The role of the mammalian target of rapamycin (mTOR) in cytotoxic T lymphocytes

• Main Author: Hukelmann, Jens Ludger
• Other Authors: Cantrell, Doreen
• Published: University of Dundee 2014
• Subjects: 572
• Online Access: https://ethos.bl.uk/OrderDetails.do?uin=uk.bl.ethos.642891

The serine-threonine kinase mammalian target of rapamycin (mTOR) is an important integrator of nutrient, cytokine and growth factor sensing in T cells and controls transcriptional programs that determine CD8+ cytotoxic T cell fate and trafficking. mTORC1 is inhibited by the drug rapamycin which is a powerful immunosuppressant used in the clinic in the context of organ transplantation. However, not much is known about the full extent of the role of mTOR signalling in CTL. We thus utilised high resolution quantitative mass spectrometry to define the mTOR regulated CTL proteome and map the abundance and isoform expression of more than 6700 proteins in CTL. The data provide unbiased analysis of how mTORC1 reprograms the transcriptional and proteome landscape of T cells.
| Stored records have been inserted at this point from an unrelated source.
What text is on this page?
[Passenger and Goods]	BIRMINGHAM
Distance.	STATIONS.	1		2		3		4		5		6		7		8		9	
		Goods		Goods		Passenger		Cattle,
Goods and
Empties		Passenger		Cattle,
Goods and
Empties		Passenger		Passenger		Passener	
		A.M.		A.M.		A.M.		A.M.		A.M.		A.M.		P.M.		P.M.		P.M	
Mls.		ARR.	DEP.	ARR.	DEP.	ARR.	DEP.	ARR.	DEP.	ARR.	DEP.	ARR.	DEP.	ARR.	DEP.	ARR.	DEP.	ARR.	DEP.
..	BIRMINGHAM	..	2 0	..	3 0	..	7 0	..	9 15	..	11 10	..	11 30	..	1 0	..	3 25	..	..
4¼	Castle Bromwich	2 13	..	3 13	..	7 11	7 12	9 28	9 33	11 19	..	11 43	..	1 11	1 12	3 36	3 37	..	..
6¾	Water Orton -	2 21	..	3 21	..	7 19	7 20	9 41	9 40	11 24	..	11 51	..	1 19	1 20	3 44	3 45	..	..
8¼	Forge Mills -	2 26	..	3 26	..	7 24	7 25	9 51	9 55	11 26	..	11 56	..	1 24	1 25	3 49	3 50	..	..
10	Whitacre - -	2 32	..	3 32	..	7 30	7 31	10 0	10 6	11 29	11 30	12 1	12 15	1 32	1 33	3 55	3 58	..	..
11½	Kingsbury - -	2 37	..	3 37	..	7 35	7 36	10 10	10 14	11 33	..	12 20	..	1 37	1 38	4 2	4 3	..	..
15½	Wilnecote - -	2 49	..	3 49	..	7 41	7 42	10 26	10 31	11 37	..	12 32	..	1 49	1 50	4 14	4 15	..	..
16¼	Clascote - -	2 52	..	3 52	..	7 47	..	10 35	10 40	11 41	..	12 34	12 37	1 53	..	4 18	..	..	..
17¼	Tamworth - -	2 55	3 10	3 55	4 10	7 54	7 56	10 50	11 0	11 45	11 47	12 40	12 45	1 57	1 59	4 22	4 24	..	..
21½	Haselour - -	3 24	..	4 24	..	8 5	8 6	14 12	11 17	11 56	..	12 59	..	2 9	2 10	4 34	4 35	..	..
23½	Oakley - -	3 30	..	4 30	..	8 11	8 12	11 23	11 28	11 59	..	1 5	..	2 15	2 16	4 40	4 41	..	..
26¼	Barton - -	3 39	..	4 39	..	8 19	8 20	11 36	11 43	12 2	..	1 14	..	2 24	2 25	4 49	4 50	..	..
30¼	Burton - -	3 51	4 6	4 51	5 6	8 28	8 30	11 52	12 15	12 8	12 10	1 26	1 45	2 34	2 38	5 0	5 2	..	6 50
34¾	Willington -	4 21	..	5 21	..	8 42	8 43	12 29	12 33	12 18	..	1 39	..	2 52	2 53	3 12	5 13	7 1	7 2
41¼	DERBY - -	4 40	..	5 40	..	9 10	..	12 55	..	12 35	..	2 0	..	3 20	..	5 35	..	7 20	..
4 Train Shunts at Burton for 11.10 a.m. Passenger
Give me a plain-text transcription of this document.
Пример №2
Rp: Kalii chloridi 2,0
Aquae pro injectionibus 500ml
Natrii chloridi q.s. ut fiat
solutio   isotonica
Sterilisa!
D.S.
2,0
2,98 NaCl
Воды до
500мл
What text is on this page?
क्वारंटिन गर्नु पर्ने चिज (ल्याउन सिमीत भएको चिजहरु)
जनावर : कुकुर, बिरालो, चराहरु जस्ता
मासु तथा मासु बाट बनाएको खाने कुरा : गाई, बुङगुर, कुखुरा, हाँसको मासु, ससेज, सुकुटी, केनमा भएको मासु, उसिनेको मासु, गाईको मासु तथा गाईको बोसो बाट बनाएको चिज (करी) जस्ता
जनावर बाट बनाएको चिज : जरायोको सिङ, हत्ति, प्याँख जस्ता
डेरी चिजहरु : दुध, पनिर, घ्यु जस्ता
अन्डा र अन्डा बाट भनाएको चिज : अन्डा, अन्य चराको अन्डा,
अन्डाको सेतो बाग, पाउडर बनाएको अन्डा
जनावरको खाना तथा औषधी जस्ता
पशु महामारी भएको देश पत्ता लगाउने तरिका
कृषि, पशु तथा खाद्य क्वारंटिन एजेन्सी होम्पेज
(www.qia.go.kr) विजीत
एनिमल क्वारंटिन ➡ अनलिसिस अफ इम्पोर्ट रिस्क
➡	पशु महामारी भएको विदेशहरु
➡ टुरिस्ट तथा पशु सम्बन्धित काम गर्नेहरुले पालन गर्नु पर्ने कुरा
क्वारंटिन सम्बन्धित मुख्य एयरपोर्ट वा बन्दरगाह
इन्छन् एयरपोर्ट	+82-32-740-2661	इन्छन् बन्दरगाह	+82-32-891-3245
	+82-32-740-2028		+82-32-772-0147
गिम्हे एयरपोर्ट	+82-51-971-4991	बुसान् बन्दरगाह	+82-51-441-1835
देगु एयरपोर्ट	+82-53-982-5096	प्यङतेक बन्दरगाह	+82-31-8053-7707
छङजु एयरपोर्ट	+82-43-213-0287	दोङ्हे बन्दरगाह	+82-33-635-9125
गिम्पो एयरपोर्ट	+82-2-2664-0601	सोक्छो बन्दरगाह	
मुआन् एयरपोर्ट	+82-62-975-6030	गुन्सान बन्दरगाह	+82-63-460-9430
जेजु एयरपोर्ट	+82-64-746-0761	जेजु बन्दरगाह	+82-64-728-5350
The results show that mTORC1 controls expression of approximately 700 proteins with equal numbers of up and down regulated proteins. This illustrates that mTORC1 inhibition does not lead to a general decreases in protein levels but initiates a diverse reprogramming in gene expression and in particular drives selective decreases and increases in the expression of key metabolic regulators, effector molecules, adhesion molecules and adapter proteins. The proteomic approach also allowed us to detect effects caused by mTORC1 inhibition that were not caused by changes in the corresponding transcripts but solely due to posttranscriptional mechanisms. One striking result was the dominance of mTORC1 negative feedback control of the serine/threonine kinase PKB. This prompted detailed analysis of the role of mTOR in the regulation of the phosphatidylinositol (3,4,5)-trisphosphate (PIP3) signalling effector PKB in CTL. A striking observation was that mTOR inhibitors allow T cells to accumulate very high levels of PIP3 and cause T cells to hyperactivate the serine/threonine kinase PKB and moreover reprogram PKB activation. PKB activity was thus uncoupled from mTORC2 activity and explained the similar phenotype of selective mTORC1 vs combined mTORC1/2 inhibition. Collectively these experiments highlight the power of high resolution analysis of proteomes to uncover critical signalling checkpoints that control T cell differentiation and give new insights about how mTORC1 inhibitors control T cell function.